The kidney plays a key role in the control of body fluid volume and composition, and tubular and/or hemodynamic dysfunction are common features of diseases such as hypertension and diabetes. The renal P450 arachidonic acid (AA) monooxygenase biosynthesizes hydroxy- and epoxy-AA derivatives that are known to modulate tubular transport and vascular reactivity. Animal models of P450 gene dysfunction confirmed the physiological importance of these enzymes, characterized their pathophysiological roles, and provided insights into the mechanism of action of their metabolites. Studies of the pathophysiological roles of human P450s identified associations between P450 gene variants with hypertension, the progression of renal disease, and with components of metabolic syndrome. This application proposes to build upon these studies and to address: a) mechanisms by which the P450-eicosanoids regulate renal tubular transport and vascular reactivity, b) the role of P450s in human hypertension and renal complications of diabetes, and c) the molecular basis of these pathophysiological roles. To achieve these goals, we developed a multidisciplinary approach for studies of P450-isoform specific phenotypes at the cellular, organ and whole animal levels, the analysis of associations between alterations in human P450 gene structure/expression and disease, and for clinical studies of their metabolic and functional consequences. Cyp2c and Cyp4a knockout mice will be used to study gene-dependent changes in: a) renal EET and/or 20-HETE synthase expression, b) tubular transport and/or vascular reactivity, and c) systemic blood pressure and the progression of renal disease. Associations between CYP2C8/2C9 or CYP4A11 genotypes with blood pressure, insulin sensitivity, and urine and plasma EET and 20-HETE levels will be explored to define pathophysiological correlations between variant alleles, AA epoxidation/hydroxylation, and individual responses to changes in dietary salt intake, the administration of diuretics, or peroxisomal proliferator activated receptor (alpha) ligands. Our long term goals are to provide a molecular understanding of role(s) of P450 eicosanoids in renal physiological, their mechanism and site of action, and relevance to human disease. These are needed for the development of meaningful approaches for: a) the unequivocal definition of human pathophysiological significance, and b) future pharmacological targeting, and clinical diagnosis and intervention.

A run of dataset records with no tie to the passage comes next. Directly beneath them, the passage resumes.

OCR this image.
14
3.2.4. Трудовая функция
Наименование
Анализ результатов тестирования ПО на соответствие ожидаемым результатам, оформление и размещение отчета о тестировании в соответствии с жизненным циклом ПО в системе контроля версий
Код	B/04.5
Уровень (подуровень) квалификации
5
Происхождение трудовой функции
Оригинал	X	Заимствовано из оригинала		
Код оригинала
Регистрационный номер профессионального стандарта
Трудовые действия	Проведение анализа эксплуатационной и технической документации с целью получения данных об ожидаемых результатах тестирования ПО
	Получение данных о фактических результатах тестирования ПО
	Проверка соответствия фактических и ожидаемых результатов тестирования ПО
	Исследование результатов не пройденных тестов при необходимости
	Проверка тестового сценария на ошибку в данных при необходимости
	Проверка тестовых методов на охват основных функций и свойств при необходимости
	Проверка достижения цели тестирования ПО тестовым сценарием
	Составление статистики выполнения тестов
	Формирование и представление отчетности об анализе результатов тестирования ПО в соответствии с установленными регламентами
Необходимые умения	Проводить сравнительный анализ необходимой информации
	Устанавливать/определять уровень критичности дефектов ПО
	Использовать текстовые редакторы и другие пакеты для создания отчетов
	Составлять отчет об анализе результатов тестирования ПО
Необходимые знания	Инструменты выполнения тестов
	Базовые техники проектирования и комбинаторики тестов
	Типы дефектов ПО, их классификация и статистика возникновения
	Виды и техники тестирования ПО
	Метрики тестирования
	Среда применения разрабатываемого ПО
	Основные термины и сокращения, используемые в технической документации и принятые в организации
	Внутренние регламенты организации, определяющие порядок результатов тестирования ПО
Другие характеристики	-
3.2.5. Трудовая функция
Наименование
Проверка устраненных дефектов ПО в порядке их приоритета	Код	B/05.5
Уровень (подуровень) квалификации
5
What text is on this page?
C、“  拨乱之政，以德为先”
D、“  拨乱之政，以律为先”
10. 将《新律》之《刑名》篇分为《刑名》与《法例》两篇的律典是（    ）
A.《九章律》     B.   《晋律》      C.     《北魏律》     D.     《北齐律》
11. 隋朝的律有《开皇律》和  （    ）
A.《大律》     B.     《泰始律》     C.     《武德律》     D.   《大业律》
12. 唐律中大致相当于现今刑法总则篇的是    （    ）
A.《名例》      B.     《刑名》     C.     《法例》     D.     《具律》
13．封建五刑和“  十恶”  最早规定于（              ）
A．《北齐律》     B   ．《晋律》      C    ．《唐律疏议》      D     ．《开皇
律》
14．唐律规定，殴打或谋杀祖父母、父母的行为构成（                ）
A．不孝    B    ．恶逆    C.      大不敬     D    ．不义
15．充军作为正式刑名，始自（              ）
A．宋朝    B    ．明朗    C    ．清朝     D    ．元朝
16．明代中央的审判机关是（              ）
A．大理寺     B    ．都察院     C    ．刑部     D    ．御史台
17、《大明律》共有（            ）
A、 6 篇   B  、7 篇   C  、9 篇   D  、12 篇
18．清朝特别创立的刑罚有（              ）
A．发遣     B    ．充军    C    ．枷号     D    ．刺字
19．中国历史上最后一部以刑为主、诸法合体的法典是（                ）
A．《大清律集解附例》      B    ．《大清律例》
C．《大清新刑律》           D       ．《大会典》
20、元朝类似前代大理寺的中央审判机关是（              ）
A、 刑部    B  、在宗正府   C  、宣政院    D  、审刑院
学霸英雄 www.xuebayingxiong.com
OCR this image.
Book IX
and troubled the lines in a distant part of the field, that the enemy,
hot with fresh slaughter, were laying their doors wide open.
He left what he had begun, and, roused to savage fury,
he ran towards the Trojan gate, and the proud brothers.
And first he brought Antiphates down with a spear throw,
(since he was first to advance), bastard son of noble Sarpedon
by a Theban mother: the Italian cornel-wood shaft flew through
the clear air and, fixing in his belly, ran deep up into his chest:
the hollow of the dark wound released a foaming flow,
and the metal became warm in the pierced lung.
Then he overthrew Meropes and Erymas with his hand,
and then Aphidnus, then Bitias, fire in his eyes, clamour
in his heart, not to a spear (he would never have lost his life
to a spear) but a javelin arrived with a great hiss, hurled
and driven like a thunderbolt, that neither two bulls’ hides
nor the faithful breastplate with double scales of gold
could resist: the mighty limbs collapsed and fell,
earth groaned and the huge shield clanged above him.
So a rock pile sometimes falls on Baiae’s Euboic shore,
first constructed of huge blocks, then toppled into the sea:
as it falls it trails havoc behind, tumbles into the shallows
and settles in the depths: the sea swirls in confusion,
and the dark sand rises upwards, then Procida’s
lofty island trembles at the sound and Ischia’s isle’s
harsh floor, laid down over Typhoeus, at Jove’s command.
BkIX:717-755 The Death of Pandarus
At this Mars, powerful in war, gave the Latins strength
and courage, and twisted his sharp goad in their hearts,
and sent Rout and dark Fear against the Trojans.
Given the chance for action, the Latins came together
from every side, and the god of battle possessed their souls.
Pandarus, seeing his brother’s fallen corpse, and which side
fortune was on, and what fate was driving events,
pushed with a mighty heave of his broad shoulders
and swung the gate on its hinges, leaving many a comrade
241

肾脏在控制体液容量和成分方面发挥着关键作用，肾小管和/或血流动力学功能障碍是高血压和糖尿病等疾病的常见特征。肾脏 P450 花生四烯酸 (AA) 单加氧酶生物合成羟基和环氧-AA 衍生物，已知这些衍生物可调节肾小管转运和血管反应性。 P450 基因功能障碍的动物模型证实了这些酶的生理重要性，表征了它们的病理生理作用，并提供了对其代谢物作用机制的见解。对人类 P450 病理生理学作用的研究确定了 P450 基因变异与高血压、肾病进展以及代谢综合征组成部分之间的关​​联。本申请旨在以这些研究为基础，并解决：a) P450-类二十烷酸调节肾小管转运和血管反应性的机制，b) P450 在人类高血压和糖尿病肾脏并发症中的作用，以及 c) 分子基础这些病理生理学作用。为了实现这些目标，我们开发了一种多学科方法，用于在细胞、器官和整个动物水平上研究 P450 亚型特异性表型，分析人类 P450 基因结构/表达的改变与疾病之间的关联，并对其进行临床研究。代谢和功能的后果。 Cyp2c 和 Cyp4a 敲除小鼠将用于研究以下方面的基因依赖性变化：a) 肾脏 EET 和/或 20-HETE 合酶表达，b) 肾小管转运和/或血管反应性，以及 c) 全身血压和肾病进展疾病。将探索 CYP2C8/2C9 或 CYP4A11 基因型与血压、胰岛素敏感性、尿液和血浆 EET 和 20-HETE 水平之间的关联，以确定变异等位基因、AA 环氧化/羟基化以及个体对膳食盐摄入量变化的反应之间的病理生理学相关性、给予利尿剂或过氧化物酶体增殖物激活受体（α）配体。我们的长期目标是提供对 P450 类二十烷酸在肾脏生理学中的作用、其机制和作用位点以及与人类疾病的相关性的分子理解。这些对于开发有意义的方法是必要的：a）人类病理生理学意义的明确定义，b）未来的药理学靶向、临床诊断和干预。